Durante su discurso ante la Asamblea General de Naciones Unidas, que parecía un desafío a la legitimidad de la organización –tachó sus órganos de "estafa moral", "desgracia", "farsa" y "circo"–, el primer ministro israelí, Benjamin Netanyahu, dejó caer una hábil invitación. Instó al presidente de la Autoridad Palestina (AP), Mahmud Abás, a ir a Jerusalén y dirigirse a la población israelí desde la Knéset [Parlamento israelí]. Por ahora, Abás ha dado la callada por respuesta. Pero como ha rechazado repetidamente todas las invitaciones a mantener una reunión privada con los israelíes en los últimos años, al igual que las ofertas israelíes de paz y estadidad, es poco probable que su respuesta vaya a variar en esta ocasión.
Si Abás se tomase en serio la paz, ir a Jerusalén en esas condiciones cambiaría completamente la dinámica del estancado proceso de paz y de la opinión pública israelí sobre el conflicto, al margen de lo que dijeran los palestinos. La aparición de Abás en la Knéset debilitaría los argumentos de esa mayoría de israelíes que comparte la opinión del primer ministro respecto a que los palestinos no quieren la paz. Eso generaría probablemente una presión intolerable sobre Netanyahu para ceder más a las demandas de la AP sobre los territorios y otros asuntos. Si las generosas condiciones de paz ofrecidas anteriormente por los israelíes eran de verdad insuficientes, esa estratagema es la mejor y quizá única manera de que los palestinos se esmeren más.
Así que, en vez de simplemente ignorarlo como un gesto sin importancia, como están haciendo los críticos de Netanyahu, vale la pena preguntarse por qué Abás ni siquiera va a tomar en consideración algo que tan evidentemente favorece a los intereses de su pueblo. La respuesta es dolorosamente obvia. No puede hacerlo porque, en realidad, su objetivo no es una solución de dos Estados que acabe con el conflicto para siempre.
Ir a la Knéset no sólo evocaría el extraordinario gesto de Anuar Sadat en 1977, que dio lugar a la paz entre Israel y Egipto. Más que cualquier otra cosa que hayan hecho él o su predecesor, Yaser Arafat, significaría que la centenaria guerra palestina contra el sionismo habría acabado.
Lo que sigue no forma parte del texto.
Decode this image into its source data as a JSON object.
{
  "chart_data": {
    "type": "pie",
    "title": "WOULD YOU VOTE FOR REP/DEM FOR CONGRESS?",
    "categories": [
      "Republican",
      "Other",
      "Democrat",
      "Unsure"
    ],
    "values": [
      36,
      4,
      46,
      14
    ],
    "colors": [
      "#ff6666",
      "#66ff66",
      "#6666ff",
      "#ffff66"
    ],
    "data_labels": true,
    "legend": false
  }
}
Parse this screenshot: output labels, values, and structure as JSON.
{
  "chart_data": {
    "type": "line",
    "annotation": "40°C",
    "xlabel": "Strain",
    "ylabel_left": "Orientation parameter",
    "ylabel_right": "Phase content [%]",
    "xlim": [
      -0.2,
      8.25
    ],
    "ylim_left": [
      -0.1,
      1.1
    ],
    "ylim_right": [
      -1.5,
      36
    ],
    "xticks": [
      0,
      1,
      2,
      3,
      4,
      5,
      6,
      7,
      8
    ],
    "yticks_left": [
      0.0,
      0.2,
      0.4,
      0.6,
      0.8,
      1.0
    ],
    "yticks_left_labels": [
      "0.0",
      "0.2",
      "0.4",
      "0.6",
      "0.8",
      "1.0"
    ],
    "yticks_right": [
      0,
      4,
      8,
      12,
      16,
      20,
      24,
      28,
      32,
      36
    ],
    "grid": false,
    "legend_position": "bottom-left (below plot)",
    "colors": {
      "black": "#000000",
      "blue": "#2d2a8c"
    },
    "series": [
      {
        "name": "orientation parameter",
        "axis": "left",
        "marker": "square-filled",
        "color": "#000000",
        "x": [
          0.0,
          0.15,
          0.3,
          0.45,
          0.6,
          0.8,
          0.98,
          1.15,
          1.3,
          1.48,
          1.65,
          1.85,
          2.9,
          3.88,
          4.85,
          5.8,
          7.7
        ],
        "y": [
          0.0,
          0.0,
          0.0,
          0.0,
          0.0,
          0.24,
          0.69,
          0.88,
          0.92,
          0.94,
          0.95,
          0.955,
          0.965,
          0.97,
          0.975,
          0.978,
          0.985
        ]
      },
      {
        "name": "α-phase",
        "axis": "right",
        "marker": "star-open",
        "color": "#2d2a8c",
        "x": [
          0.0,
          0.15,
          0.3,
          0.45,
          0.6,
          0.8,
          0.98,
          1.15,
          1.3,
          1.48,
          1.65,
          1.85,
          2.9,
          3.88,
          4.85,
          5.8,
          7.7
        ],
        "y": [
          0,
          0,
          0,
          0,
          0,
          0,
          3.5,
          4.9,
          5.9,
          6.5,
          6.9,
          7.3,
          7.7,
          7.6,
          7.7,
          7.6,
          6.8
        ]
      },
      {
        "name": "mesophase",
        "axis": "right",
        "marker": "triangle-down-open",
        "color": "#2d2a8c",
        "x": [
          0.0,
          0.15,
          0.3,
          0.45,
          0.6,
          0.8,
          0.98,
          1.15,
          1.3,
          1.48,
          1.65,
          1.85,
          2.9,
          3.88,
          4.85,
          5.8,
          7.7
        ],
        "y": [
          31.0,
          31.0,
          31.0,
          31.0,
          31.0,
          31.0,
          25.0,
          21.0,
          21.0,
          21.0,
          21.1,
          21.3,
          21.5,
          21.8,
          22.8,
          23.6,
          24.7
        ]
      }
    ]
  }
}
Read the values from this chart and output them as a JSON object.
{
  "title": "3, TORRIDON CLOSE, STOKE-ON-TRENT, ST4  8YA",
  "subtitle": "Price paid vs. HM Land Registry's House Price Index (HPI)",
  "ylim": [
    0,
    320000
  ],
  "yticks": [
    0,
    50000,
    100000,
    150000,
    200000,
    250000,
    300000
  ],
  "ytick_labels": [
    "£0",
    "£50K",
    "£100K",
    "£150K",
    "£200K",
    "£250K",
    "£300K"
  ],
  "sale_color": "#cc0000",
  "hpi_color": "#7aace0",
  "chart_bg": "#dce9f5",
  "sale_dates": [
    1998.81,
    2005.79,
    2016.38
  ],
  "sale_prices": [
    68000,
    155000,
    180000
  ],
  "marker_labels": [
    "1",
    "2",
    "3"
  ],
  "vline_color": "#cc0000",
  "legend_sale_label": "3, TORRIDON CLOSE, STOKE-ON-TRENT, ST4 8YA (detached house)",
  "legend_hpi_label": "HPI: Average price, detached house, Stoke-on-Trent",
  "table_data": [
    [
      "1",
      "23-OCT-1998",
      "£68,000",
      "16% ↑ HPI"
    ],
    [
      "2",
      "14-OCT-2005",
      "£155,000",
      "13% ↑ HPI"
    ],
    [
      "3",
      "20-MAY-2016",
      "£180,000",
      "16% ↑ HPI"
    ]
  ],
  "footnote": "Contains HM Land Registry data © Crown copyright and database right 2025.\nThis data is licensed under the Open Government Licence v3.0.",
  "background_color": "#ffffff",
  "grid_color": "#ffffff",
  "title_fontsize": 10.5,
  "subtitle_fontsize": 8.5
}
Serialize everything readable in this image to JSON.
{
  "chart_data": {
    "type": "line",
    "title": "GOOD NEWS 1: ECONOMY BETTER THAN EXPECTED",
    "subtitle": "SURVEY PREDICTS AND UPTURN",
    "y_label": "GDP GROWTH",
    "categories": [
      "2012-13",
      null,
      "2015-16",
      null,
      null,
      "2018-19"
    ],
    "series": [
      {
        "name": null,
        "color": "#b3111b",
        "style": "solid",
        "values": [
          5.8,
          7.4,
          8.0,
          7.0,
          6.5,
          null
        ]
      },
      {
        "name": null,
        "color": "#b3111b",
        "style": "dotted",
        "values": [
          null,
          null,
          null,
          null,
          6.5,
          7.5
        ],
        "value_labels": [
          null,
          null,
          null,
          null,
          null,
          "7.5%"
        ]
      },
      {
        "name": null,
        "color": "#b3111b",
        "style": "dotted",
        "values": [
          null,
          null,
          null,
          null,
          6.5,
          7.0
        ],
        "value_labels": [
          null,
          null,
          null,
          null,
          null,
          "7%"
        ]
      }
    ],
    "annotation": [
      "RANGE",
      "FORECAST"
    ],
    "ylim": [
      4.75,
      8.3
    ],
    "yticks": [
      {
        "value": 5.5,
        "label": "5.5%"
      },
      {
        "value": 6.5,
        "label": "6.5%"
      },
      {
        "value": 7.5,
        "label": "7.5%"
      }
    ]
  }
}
Hablar allí significaría que los palestinos reconocen la legitimidad del Estado judío y que los únicos obstáculos para la paz son algunos pormenores sobre las fronteras y las garantías contra una futura violencia.
Pero Abás no lo hará, porque no es eso lo que persigue. Como mostró su propio discurso, la visión del presidente de la AP sobre el conflicto está fatalmente sumida en un miasma de agravios históricos y odio religioso. Abás utilizó el estrado de la Asamblea General de la ONU para exigir a Gran Bretaña que se disculpara por la Declaración Balfour que dio pie al reconocimiento internacional del derecho a una patria judía. Igual de lamentable fue que reciclara las mentiras que él y sus medios oficiales han estado difundiendo sobre las intenciones de Israel de causar daños a las mezquitas del Monte del Templo, lo que ha servido como principal fuente de incitación al terrorismo durante la actual Intifada de los Cuchillos.
Aunque Abás dijo que el reconocimiento implícito de Israel por parte de la AP en los Acuerdos de Oslo de 1993 seguía "vigente", aclaró que era de carácter condicional y que podría rescindirse si los israelíes no se sometían a todas sus demandas. Los palestinos han incumplido lo acordado en Oslo durante los últimos 23 años. Es más: el único objetivo de su actual campaña en la ONU es abandonar las negociaciones bilaterales, a las que se comprometió la AP en los acuerdos, en beneficio de unas medidas unilaterales que, más que eludir la paz, la descartan por completo.
Abás no irá a la Knéset porque la cultura política de los palestinos sigue enraizada en el mismo rechazo de la Declaración Balfour que ayudó a forjar su sentido de identidad nacional en el último siglo. A los izquierdistas americanos les resulta fácil condenar la insinceridad de Netanyahu, pero si Abás estuviese buscando verdaderamente una vía para la paz y la independencia de su pueblo, lo más inteligente que podría hacer es aceptar la invitación del primer ministro. El hecho de que todos sepamos que jamás lo va a considerar nos dice todo lo que necesitamos saber sobre las intenciones de los palestinos.